Home bartending can be an expensive hobby—very rewarding (and delicious)—but expensive, so we recommend building your bar cart little by little if you’re just starting out. A $200 or $300 investment can get you set up with a good variety of bottles (spirits, bitters, liqueurs), and the essential tools needed to craft a damn good drink.

Below, we’ve got a pretty comprehensive list of what you’ll need to make a variety of classic cocktails, including spirits, liqueurs, bitters, and bar tools (even a bar cart). But before diving in, grab a shot of whiskey and relax a little bit. Remember that you don’t have to buy everything at once and that you can tailor your selection to you and your guests’ tastes. If your friends don’t love bourbon whiskey—get new friends (kidding)—skip it and invest in that gin you know will be a hit. 

Here’s a list of action items to get you started:

• Purchase a set of home bartending tools

• Pick up a couple of the recommended spirits that you’re most excited about

• Buy Angostura and Orange bitters

• Grab whichever recommended liqueurs you’ll use in your first couple cocktails
 



Spirits


Spirits


If there’s a plate of food in front of you, consider spirits to be the meat—they’re what the rest of the cocktail is built on. And, you can mix them, or sip ‘em neat. Here’s a good list to start out, including a few solid brand recommendations. (Or, if you’d rather drink away from home, check out our list of 10 regional spirits worth traveling for.)

• Bourbon Whiskey: Bulleit, Four Roses (yellow label), Buffalo Trace, 1792 Bourbon, Old Grandad

• Rye Whiskey: Old Overholt, Bulleit Rye, Knob Creek Rye, Redemption (For more, check out our favorite reader-recommended whiskeys under $100.)
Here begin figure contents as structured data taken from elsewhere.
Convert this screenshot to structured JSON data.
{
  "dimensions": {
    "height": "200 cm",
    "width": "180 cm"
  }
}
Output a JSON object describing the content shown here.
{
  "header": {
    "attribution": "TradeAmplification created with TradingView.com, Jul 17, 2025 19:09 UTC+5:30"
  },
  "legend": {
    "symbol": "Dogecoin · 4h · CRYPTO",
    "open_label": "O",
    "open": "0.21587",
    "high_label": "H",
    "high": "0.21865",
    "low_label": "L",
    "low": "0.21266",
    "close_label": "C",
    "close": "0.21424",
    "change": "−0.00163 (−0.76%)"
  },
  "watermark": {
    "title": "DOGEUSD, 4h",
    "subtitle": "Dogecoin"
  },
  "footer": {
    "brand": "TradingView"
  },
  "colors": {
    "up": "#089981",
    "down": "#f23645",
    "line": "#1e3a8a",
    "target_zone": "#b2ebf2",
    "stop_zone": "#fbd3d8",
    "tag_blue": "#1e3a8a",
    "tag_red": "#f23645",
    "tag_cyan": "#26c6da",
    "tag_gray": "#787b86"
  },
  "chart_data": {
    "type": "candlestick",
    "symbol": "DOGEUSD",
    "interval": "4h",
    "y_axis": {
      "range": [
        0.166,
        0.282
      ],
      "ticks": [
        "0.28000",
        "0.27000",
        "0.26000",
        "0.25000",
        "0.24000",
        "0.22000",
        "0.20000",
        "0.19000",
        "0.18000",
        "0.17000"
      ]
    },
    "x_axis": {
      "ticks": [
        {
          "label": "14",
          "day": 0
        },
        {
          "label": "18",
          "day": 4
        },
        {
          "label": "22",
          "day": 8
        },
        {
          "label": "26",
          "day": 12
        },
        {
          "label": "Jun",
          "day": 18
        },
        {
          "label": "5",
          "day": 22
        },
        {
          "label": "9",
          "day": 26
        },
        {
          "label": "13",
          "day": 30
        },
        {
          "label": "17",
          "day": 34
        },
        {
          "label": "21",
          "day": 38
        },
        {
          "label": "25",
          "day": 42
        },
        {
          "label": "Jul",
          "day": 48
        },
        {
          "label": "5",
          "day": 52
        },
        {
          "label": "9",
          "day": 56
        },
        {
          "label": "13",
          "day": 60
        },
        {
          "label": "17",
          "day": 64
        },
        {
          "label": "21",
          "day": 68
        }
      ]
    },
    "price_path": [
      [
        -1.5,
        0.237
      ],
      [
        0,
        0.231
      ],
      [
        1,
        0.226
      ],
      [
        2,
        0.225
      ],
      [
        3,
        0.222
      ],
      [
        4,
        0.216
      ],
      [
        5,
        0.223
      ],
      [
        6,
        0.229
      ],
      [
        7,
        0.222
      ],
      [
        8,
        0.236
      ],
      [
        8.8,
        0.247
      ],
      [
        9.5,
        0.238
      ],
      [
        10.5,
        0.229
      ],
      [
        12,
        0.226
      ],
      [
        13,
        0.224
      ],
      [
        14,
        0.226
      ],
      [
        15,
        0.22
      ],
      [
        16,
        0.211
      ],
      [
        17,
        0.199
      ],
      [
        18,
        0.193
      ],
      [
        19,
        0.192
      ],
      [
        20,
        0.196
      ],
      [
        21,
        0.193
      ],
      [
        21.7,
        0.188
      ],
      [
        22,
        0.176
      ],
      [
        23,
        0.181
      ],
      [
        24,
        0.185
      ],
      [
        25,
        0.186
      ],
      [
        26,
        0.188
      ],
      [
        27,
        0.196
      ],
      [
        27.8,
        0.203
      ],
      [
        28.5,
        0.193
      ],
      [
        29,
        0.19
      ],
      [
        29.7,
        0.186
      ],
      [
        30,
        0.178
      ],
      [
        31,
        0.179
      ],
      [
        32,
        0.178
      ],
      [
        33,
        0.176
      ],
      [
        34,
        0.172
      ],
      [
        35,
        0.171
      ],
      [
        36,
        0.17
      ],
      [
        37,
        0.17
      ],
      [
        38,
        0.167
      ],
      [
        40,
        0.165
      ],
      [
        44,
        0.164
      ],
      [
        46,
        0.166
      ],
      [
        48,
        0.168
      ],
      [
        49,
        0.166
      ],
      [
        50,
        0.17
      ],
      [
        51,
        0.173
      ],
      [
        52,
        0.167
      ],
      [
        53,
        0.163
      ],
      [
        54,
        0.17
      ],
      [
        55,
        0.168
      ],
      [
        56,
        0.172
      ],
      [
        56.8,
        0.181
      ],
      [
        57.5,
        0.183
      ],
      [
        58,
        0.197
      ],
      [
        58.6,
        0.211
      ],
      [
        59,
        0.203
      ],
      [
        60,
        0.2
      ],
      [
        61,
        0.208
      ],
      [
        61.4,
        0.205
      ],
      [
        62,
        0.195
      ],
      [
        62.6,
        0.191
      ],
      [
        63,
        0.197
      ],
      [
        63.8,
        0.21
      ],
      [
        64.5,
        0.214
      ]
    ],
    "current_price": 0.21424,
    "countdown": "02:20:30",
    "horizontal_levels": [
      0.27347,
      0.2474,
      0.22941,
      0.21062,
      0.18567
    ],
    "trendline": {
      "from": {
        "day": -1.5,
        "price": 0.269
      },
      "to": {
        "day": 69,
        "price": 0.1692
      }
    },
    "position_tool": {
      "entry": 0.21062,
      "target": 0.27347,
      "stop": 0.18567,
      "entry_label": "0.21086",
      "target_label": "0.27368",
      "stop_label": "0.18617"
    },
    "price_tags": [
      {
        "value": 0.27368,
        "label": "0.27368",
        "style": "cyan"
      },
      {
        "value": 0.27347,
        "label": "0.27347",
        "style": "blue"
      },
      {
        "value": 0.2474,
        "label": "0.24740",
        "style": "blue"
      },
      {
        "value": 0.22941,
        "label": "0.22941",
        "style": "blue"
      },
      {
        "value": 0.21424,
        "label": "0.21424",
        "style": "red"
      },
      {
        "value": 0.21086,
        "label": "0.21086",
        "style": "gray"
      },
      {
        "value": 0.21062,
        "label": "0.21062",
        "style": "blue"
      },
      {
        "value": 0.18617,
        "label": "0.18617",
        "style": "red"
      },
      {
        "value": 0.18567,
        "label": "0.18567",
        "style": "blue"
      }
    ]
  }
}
• Gin: Hendrick’s, Tanqueray, Bombay Sapphire, Plymouth Gin, Ford’s Gin, Sipsmith, St. George Terroir Gin

• Tequila (Blanco or Reposado): Altos, El Tesoro, Patron (which we use in our mixed berry margarita recipe), Herradura, Espolon, Azunia

• Light or Dark Rum: Appleton Estate Signature Blend, Bacardi Superior, Cana Brava, Mount Gay Black Barrel

• Vodka: Reyka, Greygoose, Absolut, Ketel One, Tito’s
 



Bitters


Bitters


Bitters are typically referred to as the salt and pepper of the cocktail world. They contribute to the flavor profile and help to balance out a drink. If you taste your cocktail and think to yourself, “Something is missing,” then consider adding bitters. Here are four of the most common (and versatile) to start with. 

Angostura Bitters (which we use in our Bourbon Coffee Old Fashioned Recipe)

Orange Bitters

Peychaud’s Bitters

Chocolate Bitters
 



Liqueurs


Liqueurs and other goods


Liqueurs are essentially sweetened spirits ranging in a wide variety of flavors from bitter and herbal, from coffee-flavored to orange. They can be sipped on their own, or mixed with to add different flavor complexities to a cocktail (which is why they’re also called modifiers). There are a ton of different liqueurs available, so don’t feel like you have to collect them all at once. Here are the ones most heavily used in my home bar.

Sweet Vermouth: Carpano Antica, Punt e Mes, or Dolin (which we use in our barrel-aged Greenpoint recipe)

Dry Vermouth: Dolin, Noilly Prat (which we use in our Grapefruit Cachaça Negroni Recipe

Campari: This one can be a bit too bitter if you’re just starting out. It’s definitely an acquired taste, so if you want to ease into the world of bitter, start with Aperol (it’s much more forgiving and amazing come time to brunch).

Amaro Montenegro

Orange Liqueur: Cointreau, Grand Marnier, Shrubb J.M. Liqueur D’Orange

St. Germain Elderflower Liqueur
 



Bartending tools


Bartending Tools 


Raw materials won’t do you any good if you don’t have the means to put them together, so the right tools are essential. With these items (and a little practice) you’ll be mixing bar-worthy cocktails at home.

• Bar Cart

• Cocktail Shaker

Mixing Glass

Julep Strainer

• Hawthorne Strainer

Fine Mesh Strainer

Bar Spoon

Jigger

Muddler

2 Liter Mini Barrel: This optional piece is great for aging your own cocktails (see our guide here).